New Gigapixel High-Definition Camera For Skin Cancer Diagnosis

shutterstock_163593809A team of researchers at Duke University in North Carolina, USA, have developed a gigapixel whole-body photographic camera capable of taking snapshots of the entire human body, enabling the caption of high-resolution images of a patient’s skin, and allowing doctors to preform an early diagnosis of skin cancer.

“The camera is designed to find lesions potentially indicating skin cancers on patients at an earlier stage than current skin examination techniques,” Dr.
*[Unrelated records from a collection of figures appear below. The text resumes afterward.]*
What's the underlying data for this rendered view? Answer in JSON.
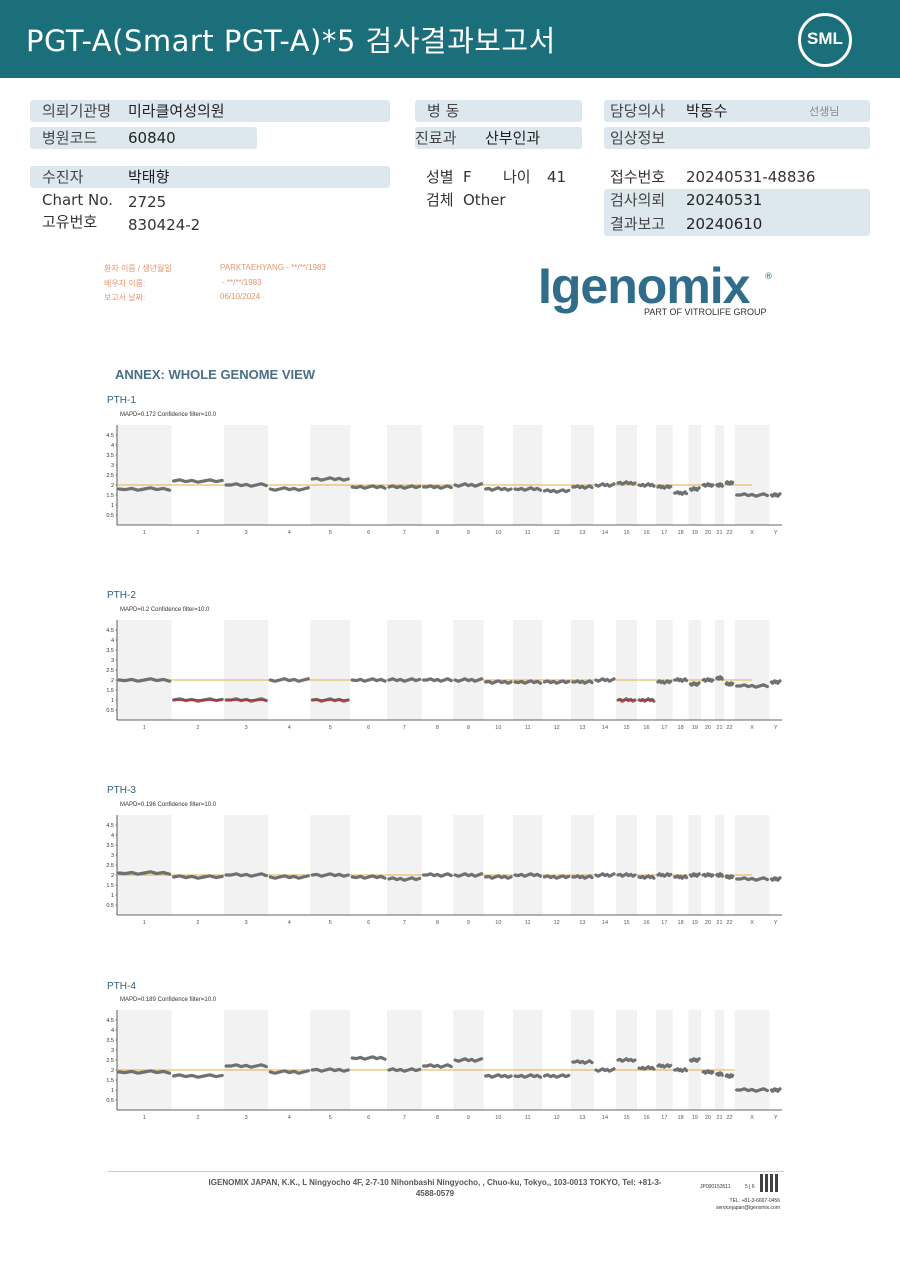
{
  "header": {
    "title": "PGT-A(Smart  PGT-A)*5 검사결과보고서",
    "logo_text": "SML"
  },
  "info": {
    "institution_label": "의뢰기관명",
    "institution_value": "미라클여성의원",
    "ward_label": "병  동",
    "ward_value": "",
    "doctor_label": "담당의사",
    "doctor_value": "박동수",
    "doctor_suffix": "선생님",
    "hospital_code_label": "병원코드",
    "hospital_code_value": "60840",
    "department_label": "진료과",
    "department_value": "산부인과",
    "clinical_label": "임상정보",
    "clinical_value": "",
    "patient_label": "수진자",
    "patient_value": "박태향",
    "sex_label": "성별",
    "sex_value": "F",
    "age_label": "나이",
    "age_value": "41",
    "receipt_label": "접수번호",
    "receipt_value": "20240531-48836",
    "chart_label": "Chart No.",
    "chart_value": "2725",
    "specimen_label": "검체",
    "specimen_value": "Other",
    "request_label": "검사의뢰",
    "request_value": "20240531",
    "id_label": "고유번호",
    "id_value": "830424-2",
    "report_label": "결과보고",
    "report_value": "20240610"
  },
  "patient_meta": {
    "name_label": "환자 이름 / 생년월일",
    "name_value": "PARKTAEHYANG - **/**/1983",
    "partner_label": "배우자 이름:",
    "partner_value": "- **/**/1983",
    "date_label": "보고서 날짜:",
    "date_value": "06/10/2024"
  },
  "logo": {
    "name": "Igenomix",
    "tagline": "PART OF VITROLIFE GROUP"
  },
  "annex_title": "ANNEX: WHOLE GENOME VIEW",
  "chart_data": [
    {
      "type": "line",
      "name": "PTH-1",
      "subtitle": "MAPD=0.172 Confidence filter=10.0",
      "ylim": [
        0,
        5
      ],
      "y_ticks": [
        "4.5",
        "4",
        "3.5",
        "3",
        "2.5",
        "2",
        "1.5",
        "1",
        "0.5"
      ],
      "reference": 2,
      "categories": [
        "1",
        "2",
        "3",
        "4",
        "5",
        "6",
        "7",
        "8",
        "9",
        "10",
        "11",
        "12",
        "13",
        "14",
        "15",
        "16",
        "17",
        "18",
        "19",
        "20",
        "21",
        "22",
        "X",
        "Y"
      ],
      "values": [
        1.8,
        2.2,
        2.0,
        1.8,
        2.3,
        1.9,
        1.9,
        1.9,
        2.0,
        1.8,
        1.8,
        1.7,
        1.9,
        2.0,
        2.1,
        2.0,
        1.9,
        1.6,
        1.8,
        2.0,
        2.0,
        2.1,
        1.5,
        1.5
      ],
      "highlight": []
    },
    {
      "type": "line",
      "name": "PTH-2",
      "subtitle": "MAPD=0.2 Confidence filter=10.0",
      "ylim": [
        0,
        5
      ],
      "y_ticks": [
        "4.5",
        "4",
        "3.5",
        "3",
        "2.5",
        "2",
        "1.5",
        "1",
        "0.5"
      ],
      "reference": 2,
      "categories": [
        "1",
        "2",
        "3",
        "4",
        "5",
        "6",
        "7",
        "8",
        "9",
        "10",
        "11",
        "12",
        "13",
        "14",
        "15",
        "16",
        "17",
        "18",
        "19",
        "20",
        "21",
        "22",
        "X",
        "Y"
      ],
      "values": [
        2.0,
        1.0,
        1.0,
        2.0,
        1.0,
        2.0,
        2.0,
        2.0,
        2.0,
        1.9,
        1.9,
        1.9,
        1.9,
        2.0,
        1.0,
        1.0,
        1.9,
        2.0,
        1.8,
        2.0,
        2.1,
        1.8,
        1.7,
        1.9
      ],
      "highlight": [
        "2",
        "3",
        "5",
        "15",
        "16"
      ]
    },
    {
      "type": "line",
      "name": "PTH-3",
      "subtitle": "MAPD=0.196 Confidence filter=10.0",
      "ylim": [
        0,
        5
      ],
      "y_ticks": [
        "4.5",
        "4",
        "3.5",
        "3",
        "2.5",
        "2",
        "1.5",
        "1",
        "0.5"
      ],
      "reference": 2,
      "categories": [
        "1",
        "2",
        "3",
        "4",
        "5",
        "6",
        "7",
        "8",
        "9",
        "10",
        "11",
        "12",
        "13",
        "14",
        "15",
        "16",
        "17",
        "18",
        "19",
        "20",
        "21",
        "22",
        "X",
        "Y"
      ],
      "values": [
        2.1,
        1.9,
        2.0,
        1.9,
        2.0,
        1.9,
        1.8,
        2.0,
        2.0,
        1.9,
        2.0,
        1.9,
        1.9,
        2.0,
        2.0,
        1.9,
        2.0,
        1.9,
        2.0,
        2.0,
        2.0,
        1.9,
        1.8,
        1.8
      ],
      "highlight": []
    },
    {
      "type": "line",
      "name": "PTH-4",
      "subtitle": "MAPD=0.189 Confidence filter=10.0",
      "ylim": [
        0,
        5
      ],
      "y_ticks": [
        "4.5",
        "4",
        "3.5",
        "3",
        "2.5",
        "2",
        "1.5",
        "1",
        "0.5"
      ],
      "reference": 2,
      "reference_sex": 1,
      "categories": [
        "1",
        "2",
        "3",
        "4",
        "5",
        "6",
        "7",
        "8",
        "9",
        "10",
        "11",
        "12",
        "13",
        "14",
        "15",
        "16",
        "17",
        "18",
        "19",
        "20",
        "21",
        "22",
        "X",
        "Y"
      ],
      "values": [
        1.9,
        1.7,
        2.2,
        1.9,
        2.0,
        2.6,
        2.0,
        2.2,
        2.5,
        1.7,
        1.7,
        1.7,
        2.4,
        2.0,
        2.5,
        2.1,
        2.2,
        2.0,
        2.5,
        1.9,
        1.8,
        1.7,
        1.0,
        1.0
      ],
      "highlight": []
    }
  ],
  "footer": {
    "address": "IGENOMIX JAPAN, K.K., L Ningyocho 4F, 2-7-10 Nihonbashi Ningyocho, , Chuo-ku, Tokyo,, 103-0013 TOKYO, Tel: +81-3-4588-0579",
    "doc_code": "JP000153511",
    "page": "5 | 6",
    "tel": "TEL: +81-3-6667-0456",
    "email": "servicejapan@igenomix.com"
  },
  "colors": {
    "header_bg": "#1b6f7a",
    "reference_line": "#e0b040",
    "data_points": "#707070",
    "loss_segment": "#c0282a",
    "band_fill": "#f2f2f2"
  }
}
Daniel Marks, one of the co-authors on the study, said in an Optical Society press release. “Normally a dermatologist examines either a small region of the skin at high resolution or a large region at low resolution, but a gigapixel image doesn’t require a compromise between the two.”

Using whole-body photography to identify melanomas is not a novelty approach, however, it is usually limited by the resolution level of the instruments used, such as commercial cameras with a wide-angle lens.

For this reason, dermatologists turn to digital dermatoscopy to examine in detail suspected malignant lesions, an approach that can identify the colors and microstructures of possible lesions that are not visible to the human eye.

The gigapixel camera developed by this team incorporates a total of 34 microcameras into one structure. It has a similar construction to a telescope and its eyepieces, combining a very precise yet simple objective lens that is able to produce an image with certain irregularities, which are then corrected through the 34 microcameras. Both exposure time and focus for each of these microcameras can be fine-tuned independently and an independent examination can be done through a computer, to assess what areas need a special attention by a specialist.

Even though the resolution of this new camera is not as high as the most advanced dermatoscope, it is much higher than normal photography and allows a larger area of the body to be photographed, allowing it to be used in telemedicine and ultimately resulting in more people being routinely screened.

The next step will be to evaluate the camera in clinical trials, even though researchers claim they have sufficient preliminary data to show its efficiency.

The details of this study titled “Gigapixel Whole-Body Microphotography” will be presented at The Optical Society’s (OSA) 98th Annual Meeting, Frontiers in Optics, being held Oct. 19-23 in Tucson, Arizona, USA.